The Director of Public Prosecutions, Renson Ingonga, has promised to create a safe environment for journalists to operate.

He said investigations and prosecution of crimes committed against journalists will be expedited.

Ingonga expressed concern that the crimes against journalists continue despite several measures being taken to protect journalists.

He spoke during the International Day to End Impunity for Crimes Against Journalists.

“Journalists play an integral role in disseminating information on public interest, promoting the rule of law, and upholding freedom of expression and media, as well as accessing information pursuant to the provisions of Articles 33, 34, 35, and 37 of the Constitution,” he said.

The UN General Assembly proclaimed November 2 as the International Day to End Impunity for Crimes Against Journalists in General Assembly Resolution A/RES/68/163.

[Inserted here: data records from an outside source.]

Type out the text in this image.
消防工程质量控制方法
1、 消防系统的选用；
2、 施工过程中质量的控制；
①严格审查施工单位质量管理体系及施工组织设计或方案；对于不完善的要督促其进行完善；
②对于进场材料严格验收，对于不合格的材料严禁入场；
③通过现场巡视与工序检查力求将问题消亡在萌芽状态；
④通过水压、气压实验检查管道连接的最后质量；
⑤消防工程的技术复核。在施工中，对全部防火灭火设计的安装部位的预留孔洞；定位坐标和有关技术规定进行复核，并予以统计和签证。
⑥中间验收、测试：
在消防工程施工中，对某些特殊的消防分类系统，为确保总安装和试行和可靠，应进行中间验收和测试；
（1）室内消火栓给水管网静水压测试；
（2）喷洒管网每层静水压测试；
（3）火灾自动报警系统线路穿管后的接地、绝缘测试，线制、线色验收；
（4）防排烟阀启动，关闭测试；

The Resolution urged member states to implement measures countering the present culture of impunity.

The date was chosen in commemoration of the assassination of two French journalists in Mali on November 2, 2013.

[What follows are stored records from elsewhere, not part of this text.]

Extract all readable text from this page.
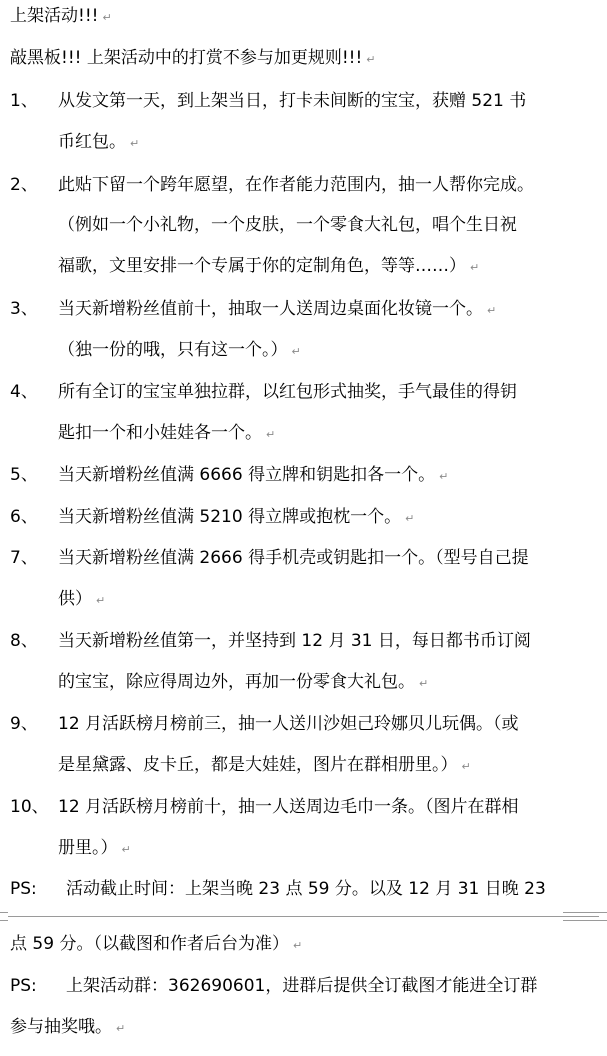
上架活动!!! ↵
敲黑板!!! 上架活动中的打赏不参与加更规则!!! ↵
1、 从发文第一天，到上架当日，打卡未间断的宝宝，获赠 521 书
币红包。 ↵
2、 此贴下留一个跨年愿望，在作者能力范围内，抽一人帮你完成。
（例如一个小礼物，一个皮肤，一个零食大礼包，唱个生日祝
福歌，文里安排一个专属于你的定制角色，等等……） ↵
3、 当天新增粉丝值前十，抽取一人送周边桌面化妆镜一个。 ↵
（独一份的哦，只有这一个。） ↵
4、 所有全订的宝宝单独拉群，以红包形式抽奖，手气最佳的得钥
匙扣一个和小娃娃各一个。 ↵
5、 当天新增粉丝值满 6666 得立牌和钥匙扣各一个。 ↵
6、 当天新增粉丝值满 5210 得立牌或抱枕一个。 ↵
7、 当天新增粉丝值满 2666 得手机壳或钥匙扣一个。（型号自己提
供） ↵
8、 当天新增粉丝值第一，并坚持到 12 月 31 日，每日都书币订阅
的宝宝，除应得周边外，再加一份零食大礼包。 ↵
9、 12 月活跃榜月榜前三，抽一人送川沙妲己玲娜贝儿玩偶。（或
是星黛露、皮卡丘，都是大娃娃，图片在群相册里。） ↵
10、 12 月活跃榜月榜前十，抽一人送周边毛巾一条。（图片在群相
册里。） ↵
PS: 活动截止时间：上架当晚 23 点 59 分。以及 12 月 31 日晚 23
点 59 分。（以截图和作者后台为准） ↵
PS: 上架活动群：362690601，进群后提供全订截图才能进全订群
参与抽奖哦。 ↵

Ingonga said free and independent media is the cornerstone of any democracy.

He said the freedom ensures transparency and accountability in the management of public affairs.

“Journalists are the voice of the voiceless and seek to inform the public of their rights, freedoms, and public interest-related issues,” Ingonga said.

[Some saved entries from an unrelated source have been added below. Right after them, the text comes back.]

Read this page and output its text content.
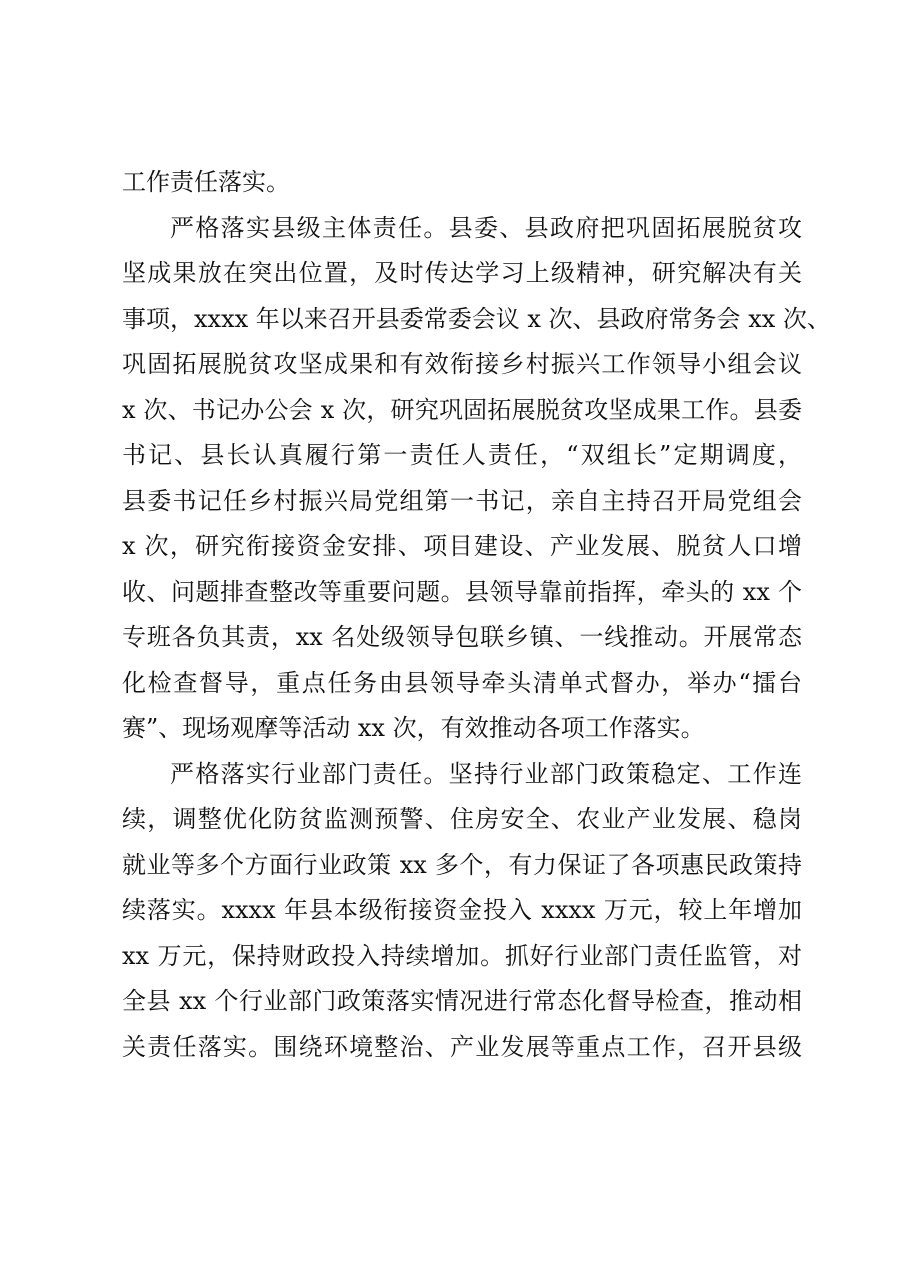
工作责任落实。
严格落实县级主体责任。县委、县政府把巩固拓展脱贫攻
坚成果放在突出位置，及时传达学习上级精神，研究解决有关
事项，xxxx 年以来召开县委常委会议 x 次、县政府常务会 xx 次、
巩固拓展脱贫攻坚成果和有效衔接乡村振兴工作领导小组会议
x 次、书记办公会 x 次，研究巩固拓展脱贫攻坚成果工作。县委
书记、县长认真履行第一责任人责任，“双组长”定期调度，
县委书记任乡村振兴局党组第一书记，亲自主持召开局党组会
x 次，研究衔接资金安排、项目建设、产业发展、脱贫人口增
收、问题排查整改等重要问题。县领导靠前指挥，牵头的 xx 个
专班各负其责，xx 名处级领导包联乡镇、一线推动。开展常态
化检查督导，重点任务由县领导牵头清单式督办，举办“擂台
赛”、现场观摩等活动 xx 次，有效推动各项工作落实。
严格落实行业部门责任。坚持行业部门政策稳定、工作连
续，调整优化防贫监测预警、住房安全、农业产业发展、稳岗
就业等多个方面行业政策 xx 多个，有力保证了各项惠民政策持
续落实。xxxx 年县本级衔接资金投入 xxxx 万元，较上年增加
xx 万元，保持财政投入持续增加。抓好行业部门责任监管，对
全县 xx 个行业部门政策落实情况进行常态化督导检查，推动相
关责任落实。围绕环境整治、产业发展等重点工作，召开县级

“I’m honored to stand before you today with a clear and unequivocal commitment to all the rights and freedoms of journalists within the confines of the law.”

Ingonga said witnesses and whistleblowers will be protected at all costs to ensure quality prosecutions are undertaken, especially against powerful individuals.

He urged journalists to use the Whistleblowers Protection Act as well as the Witness Protection Act in the course of their duties.

The DPP proposed joint training programs for prosecutors and law enforcement agencies to address crimes against journalists.

“I undertake to ensure that crimes against journalists are not only expeditiously prosecuted, but I also endeavor to hold those found culpable to account, no matter their stature in the society,” Ingonga said.

He said he will foster close collaboration between his office and the Kenya media stakeholder working group to enhance information sharing and the exchange of ideas.

He urged the media to be accountable and beware of fake news.

His sentiments come even as a new report launched during the event shows that misinformation, especially during elections, is rife.

Kenya Editors Guild raised concerns over the escalating threats and attacks on journalists, saying they risk sinking society.

Guild Member Francis Mureithi said journalists in many countries, Kenya included, are being threatened, attacked and even murdered for bringing essential information to the public.

He said security agencies and individuals im power are the ones perpetuating the attacks.

“We have seen journalists being attacked during political rallies and other political activities. We have witnessed influential politicians making public statements against journalists, some going to the extent of ordering their supporters to boycott certain media houses. All these amount to impunity and crime against journalists,” Mureithi said.

Kenya Union of Journalists Secretary General Eric Oduor cited several cases, where journalists have been summoned by DCI for doing their work.

“Allow journalists to do their job,” Oduor said, adding that there have been unprecedented attacks on journalists this year.

He said press freedom in the country was declining at an alarming rate.

The SG urged the DPP to disclose the number of perpetrators’ files forwarded for action in order for them to be held accountable and allow the media to operate freely.